It’s taken 27 years for the original BMW 8 Series to become a brand icon. It was conceived in the second half of the 1980s as a technical flagship for the company and introduced a number of engineering innovations, including the rear Z-axle, rear steering, and a multiplex electrical architecture, and much of the car’s engineering development work was carried out on computer for the first time.
Despite it all, however, the 8 Series proved to be an ill-fated model. It was launched in the autumn of 1989 just weeks before the Berlin Wall came down and the poverty of East Germany became global knowledge.
The 8 Series’s bombastic, high-tech swagger seemed out of tune with rapidly changing times, and the beginnings of the green movement even had one BMW boss apologising for the 286bhp under the bonnet of the launch model. BMW’s plans for further spin-offs were rapidly dropped.
A pretty four-seat cabrio was cancelled, as was the super-high tech M8 – which was to feature carbonfibre components. In fact, such was the 8 Series’s fall from favour that these two models were only made public in the past few years.
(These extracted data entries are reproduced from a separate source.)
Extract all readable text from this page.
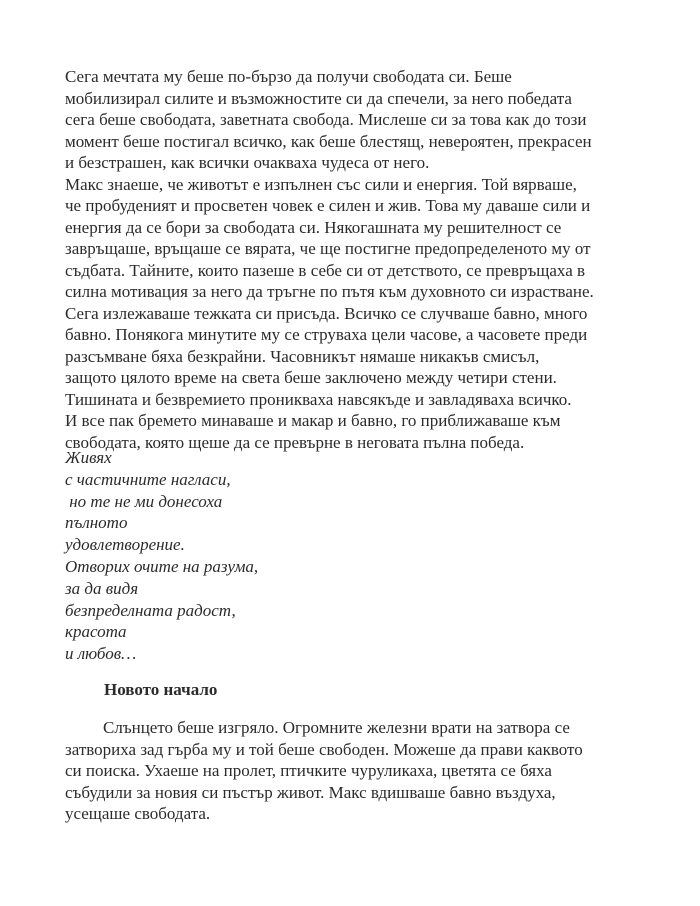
Сега мечтата му беше по-бързо да получи свободата си. Беше
мобилизирал силите и възможностите си да спечели, за него победата
сега беше свободата, заветната свобода. Мислеше си за това как до този
момент беше постигал всичко, как беше блестящ, невероятен, прекрасен
и безстрашен, как всички очакваха чудеса от него.
Макс знаеше, че животът е изпълнен със сили и енергия. Той вярваше,
че пробуденият и просветен човек е силен и жив. Това му даваше сили и
енергия да се бори за свободата си. Някогашната му решителност се
завръщаше, връщаше се вярата, че ще постигне предопределеното му от
съдбата. Тайните, които пазеше в себе си от детството, се превръщаха в
силна мотивация за него да тръгне по пътя към духовното си израстване.
Сега излежаваше тежката си присъда. Всичко се случваше бавно, много
бавно. Понякога минутите му се струваха цели часове, а часовете преди
разсъмване бяха безкрайни. Часовникът нямаше никакъв смисъл,
защото цялото време на света беше заключено между четири стени.
Тишината и безвремието проникваха навсякъде и завладяваха всичко.
И все пак бремето минаваше и макар и бавно, го приближаваше към
свободата, която щеше да се превърне в неговата пълна победа.
Живях
с частичните нагласи,
но те не ми донесоха
пълното
удовлетворение.
Отворих очите на разума,
за да видя
безпределната радост,
красота
и любов…
Новото начало
Слънцето беше изгряло. Огромните железни врати на затвора се
затвориха зад гърба му и той беше свободен. Можеше да прави каквото
си поиска. Ухаеше на пролет, птичките чуруликаха, цветята се бяха
събудили за новия си пъстър живот. Макс вдишваше бавно въздуха,
усещаше свободата.
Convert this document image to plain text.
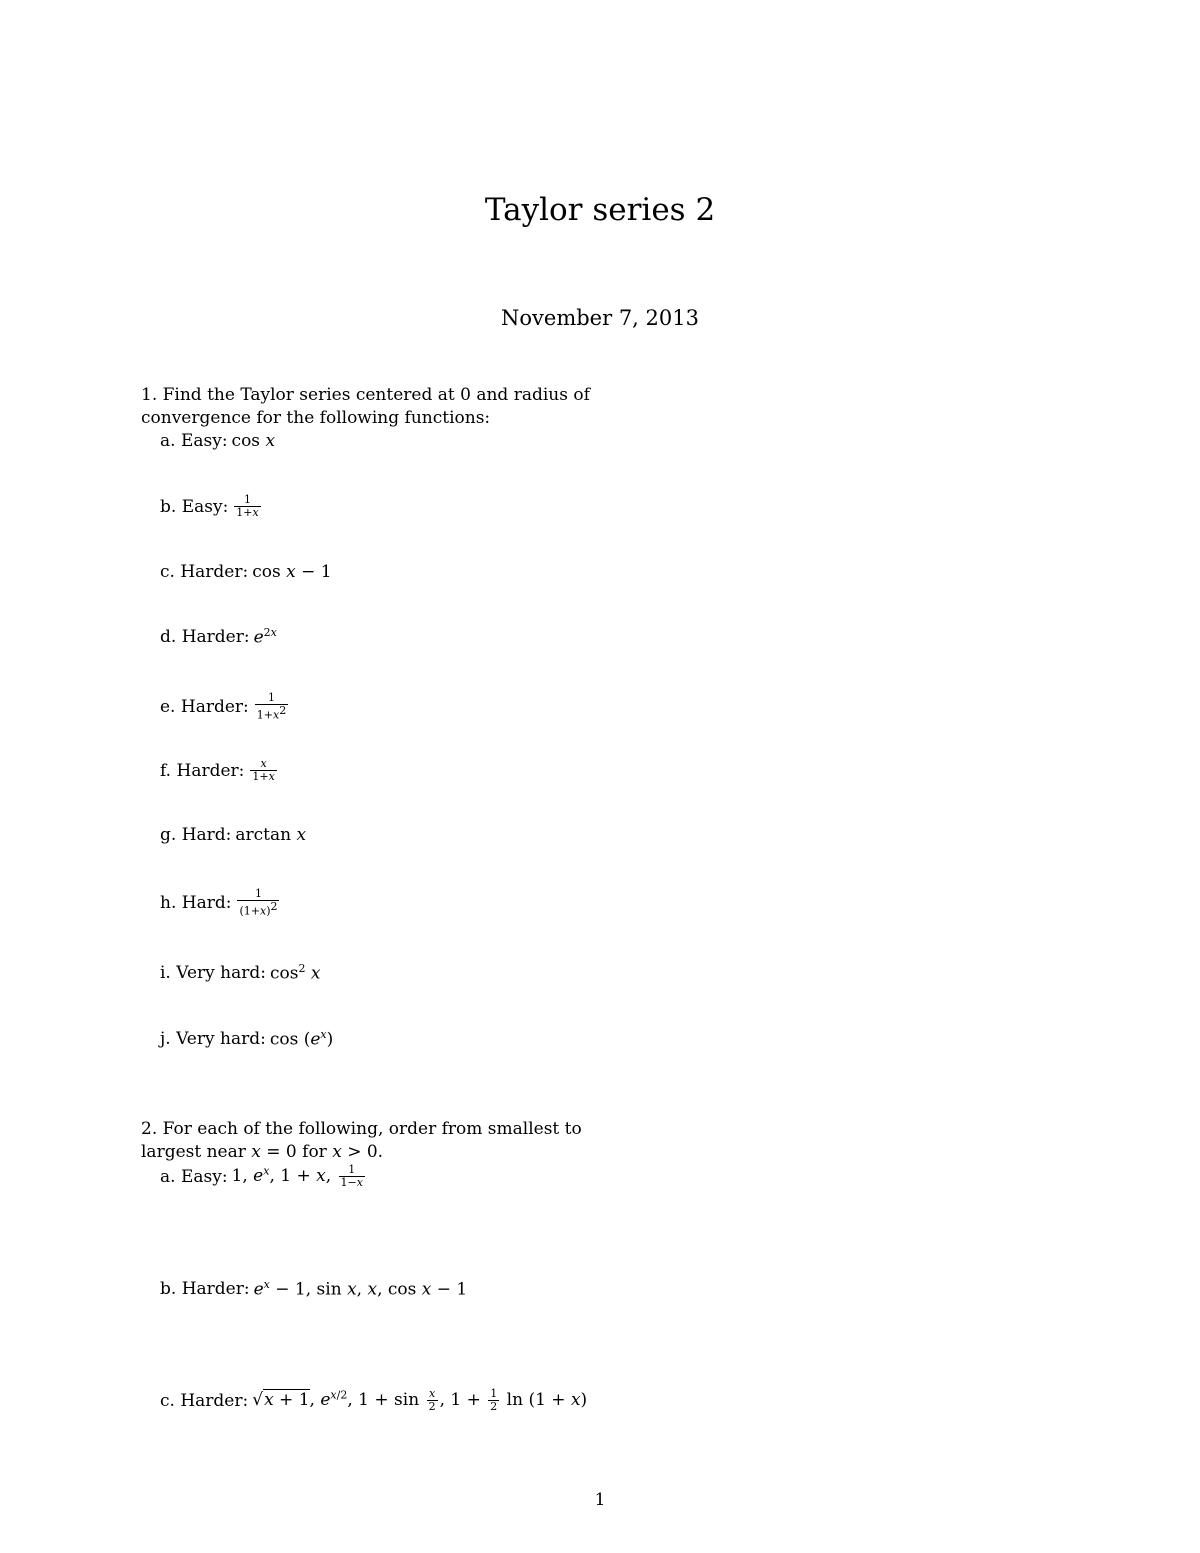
Taylor series 2
November 7, 2013
1. Find the Taylor series centered at 0 and radius of
convergence for the following functions:
a. Easy: cos x
b. Easy: $\frac{1}{1+x}$
c. Harder: cos x − 1
d. Harder: $e^{2x}$
e. Harder: $\frac{1}{1+x^2}$
f. Harder: $\frac{x}{1+x}$
g. Hard: arctan x
h. Hard: $\frac{1}{(1+x)^2}$
i. Very hard: $\cos^2 x$
j. Very hard: $\cos (e^x)$
2. For each of the following, order from smallest to
largest near x = 0 for x > 0.
a. Easy: 1, $e^x$, 1 + x, $\frac{1}{1-x}$
b. Harder: $e^x - 1$, sin x, x, cos x − 1
c. Harder: √x + 1, $e^{x/2}$, $1 + \sin \frac{x}{2}$ , $1 + \frac{1}{2}$ ln (1 + x)
1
Across a 10-year production run, the 8 Series hardly hit 31,000 units, with US sales particularly hopeless.
And yet the 8 Series, as it approaches its 30th anniversary, has matured into what BMW wanted it to be all along. It hasn’t dated, especially inside, and any reservations about bombastic machinery have long been washed away by the rise of the SUV.
Even so, it’s something of a surprise that BMW has decided to reveal its new design language by reinventing the 8 Series and the idea of a high-end, super-luxury coupé.